Though not a vegetarian, I often seek new ways with vegetables collected at the local farmers’ market. What’s in season dictates my dinner menu musings. Giving dinner a bit more heft, I like to add some protein into the mix, which presents a pristinely blank canvas for all kinds of culinary invention. And that’s where tea comes in. I love the taste of smoky tea infused into creamy firm tofu. When cooked quickly over high heat, those blocks of soy milk alchemized into solid form become the perfect foil for seasonal produce. Feel free to substitute the vegetables called for here with any that are your favorite or might be in season in your part of the world. Think of color, flavor and texture when choosing which members of the vegetable kingdom will grace this dish. Now in my markets, there is an abundance of cooler weather greens (Chinese broccoli, Broccolini, Black kale, Rainbow chard, and many others such as Japanese turnips, butternut squash, and fennel. 

With a bit of advance planning, here’s the basic outline of the process for a quick dinner (there is some unsupervised marinating time called for but that can happen overnight in preparation for finishing the dish on the day you wish to serve it. I like to marinate not more than one day in advance of making the dish).

Tea-Edged Smoky Tofu with Fall Vegetables

To serve 2 generously as a main dish or 4 lightly as one of a series of dishes for a vegetarian assortment 

Marinating the Tofu

  • Your favorite smoky tea—Lapsang Souchong comes to mind but there are others, particularly Chinese black teas that have a smoky presence without having been smoked in their process before they reach the teacup
  • 1 block firm tofu, drained and dried on paper towels and then cut into 1-1/2-inch squares

Brew 4 c. of tea; make it a bit stronger than you might if you were drinking it (use 1-1/4 t. per 8 ounces of 212° F. water for 3-5 minutes—taste it from the 3-minute mark on to check on the strength of the infusion). Allow the tea to cool and then place the firm tofu into a shallow bowl. Pour the cooled brewed tea over it and then cover the bowl.
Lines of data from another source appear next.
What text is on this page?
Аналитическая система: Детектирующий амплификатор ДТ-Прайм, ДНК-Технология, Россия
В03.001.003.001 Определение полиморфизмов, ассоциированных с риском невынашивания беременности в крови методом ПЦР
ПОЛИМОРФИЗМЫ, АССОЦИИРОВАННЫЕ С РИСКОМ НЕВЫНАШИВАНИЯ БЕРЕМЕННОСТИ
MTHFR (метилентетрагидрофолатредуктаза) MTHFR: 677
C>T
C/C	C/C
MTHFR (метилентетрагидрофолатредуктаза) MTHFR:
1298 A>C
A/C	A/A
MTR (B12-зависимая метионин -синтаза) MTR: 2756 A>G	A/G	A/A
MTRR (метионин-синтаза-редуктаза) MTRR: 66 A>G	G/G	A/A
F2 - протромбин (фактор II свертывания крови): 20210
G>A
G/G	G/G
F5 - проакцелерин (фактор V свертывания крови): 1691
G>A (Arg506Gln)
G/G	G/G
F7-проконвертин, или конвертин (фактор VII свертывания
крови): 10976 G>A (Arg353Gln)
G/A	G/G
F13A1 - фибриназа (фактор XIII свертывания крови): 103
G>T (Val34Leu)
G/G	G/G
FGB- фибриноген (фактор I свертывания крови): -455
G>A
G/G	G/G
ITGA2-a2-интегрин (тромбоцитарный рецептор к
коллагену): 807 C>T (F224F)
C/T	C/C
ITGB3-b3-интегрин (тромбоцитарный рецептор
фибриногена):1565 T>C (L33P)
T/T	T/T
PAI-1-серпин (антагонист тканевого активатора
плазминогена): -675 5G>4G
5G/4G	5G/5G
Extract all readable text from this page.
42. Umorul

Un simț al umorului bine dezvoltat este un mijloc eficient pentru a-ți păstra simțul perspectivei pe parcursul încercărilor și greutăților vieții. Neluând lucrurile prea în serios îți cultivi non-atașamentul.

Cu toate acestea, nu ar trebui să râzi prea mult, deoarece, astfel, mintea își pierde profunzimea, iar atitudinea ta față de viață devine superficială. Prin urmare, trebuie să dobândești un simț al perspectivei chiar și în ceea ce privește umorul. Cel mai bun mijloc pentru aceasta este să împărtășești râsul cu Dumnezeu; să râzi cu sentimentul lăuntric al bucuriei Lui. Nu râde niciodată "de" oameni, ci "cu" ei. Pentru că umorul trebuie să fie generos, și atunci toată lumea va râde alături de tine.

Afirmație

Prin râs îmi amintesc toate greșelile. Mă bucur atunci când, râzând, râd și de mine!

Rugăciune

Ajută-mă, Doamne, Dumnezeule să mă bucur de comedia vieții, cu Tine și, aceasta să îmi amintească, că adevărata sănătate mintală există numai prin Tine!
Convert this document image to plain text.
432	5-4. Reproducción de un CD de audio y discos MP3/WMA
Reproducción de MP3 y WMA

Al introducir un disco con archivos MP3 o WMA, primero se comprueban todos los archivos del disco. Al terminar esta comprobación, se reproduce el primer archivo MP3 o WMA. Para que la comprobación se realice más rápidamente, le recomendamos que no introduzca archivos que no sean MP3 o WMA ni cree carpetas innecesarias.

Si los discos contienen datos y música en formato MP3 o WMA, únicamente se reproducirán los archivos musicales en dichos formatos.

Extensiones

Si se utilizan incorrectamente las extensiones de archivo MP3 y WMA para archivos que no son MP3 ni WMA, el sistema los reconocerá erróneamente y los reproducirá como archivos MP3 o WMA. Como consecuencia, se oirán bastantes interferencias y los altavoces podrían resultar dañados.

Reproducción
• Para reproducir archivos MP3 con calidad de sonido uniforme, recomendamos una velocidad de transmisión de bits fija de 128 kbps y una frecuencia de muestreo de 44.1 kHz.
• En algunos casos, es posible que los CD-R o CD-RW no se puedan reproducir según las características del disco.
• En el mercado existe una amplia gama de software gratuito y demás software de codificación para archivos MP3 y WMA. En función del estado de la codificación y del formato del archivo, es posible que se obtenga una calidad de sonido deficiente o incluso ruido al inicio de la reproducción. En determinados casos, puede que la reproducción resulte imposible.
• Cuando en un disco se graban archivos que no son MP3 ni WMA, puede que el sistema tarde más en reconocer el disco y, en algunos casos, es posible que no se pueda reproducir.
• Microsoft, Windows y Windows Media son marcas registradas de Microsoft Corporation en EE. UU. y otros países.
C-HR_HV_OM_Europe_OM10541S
Refrigerate overnight.

A block of tofu standing up on its end

Next Day, Cooking

(Gather the vegetables you intend to use; feel free to choose what looks best in your market but be sure to have an assortment of colors and vegetables whose textures after cooking are diverse.) 

  • Olive oil 
  • 1 t. garlic, peeled and finely chopped
  • 4 Japanese turnips (about 4 ounces in total), peeled and roughly chopped
  • 1 small butternut squash—called honeynut squash in these parts (about 8 ounces, or use 8 ounces of a larger one), peeled and cubed
  • 1 bunch broccolini, stems, chopped, and leafy parts cut across the leaf in ribbons
  • 1 small fennel bulb (4 ounces), cut into roughly 1-inch chunks with fronds cut off, but reserved for garnish
  • 4 scallions, separate the white bulb base from the green tops; rough chop each separately and set aside in two small bowls
  • 2 T. low sodium soy sauce
  • 1 T. mild-flavored honey, or to taste
  • 2 T. Toasted sesame seeds to garnish the dish just before serving
  • Olive oil to cook the tofu
  1. Remove the tofu from the tea marinade, reserving the marinade. Dry off the tofu on paper towels as thoroughly as possible.  In a heavy saucepan coated with a slick of olive oil, brown the cubes of tofu, turning them once or twice (be careful not to break them up), to brown all sides to a nice deep golden-brown color. Adjust the heat so that the tofu does not burn but browns instead. Remove the browned tofu to a plate. 
  2. On medium heat, add more oil to the pan to coat and then add the garlic, stirring just until the garlic’s aroma is released. Immediately add the turnips and butternut squash into the pan and cook until tender and browned on all sides, about 7-10 minutes. Now add the broccolini stems and the scallion whites. Cook just until the stems are tender and the scallion whites have turned a bit golden. Remove everything from the saucepan (covering to keep the vegetable medley warm) and now make the sauce. You will not be reusing the pan so set it off to the side, or in the sink for cleanup after dinner. 
  3. Place the reserved tea marinade along with soy and honey into a clean heavy saucepan and cook over high heat until the mixture thickens slightly. Watch carefully and do not burn. Return the cooked but still warm vegetables and tofu to the pan and gently stir to mix. Over medium heat, cook briefly again to warm the mixture and then serve immediately on warmed plates or bowls (scattering the toasted sesame seeds over each portion just before serving). Accompany this with some steamed rice if desired.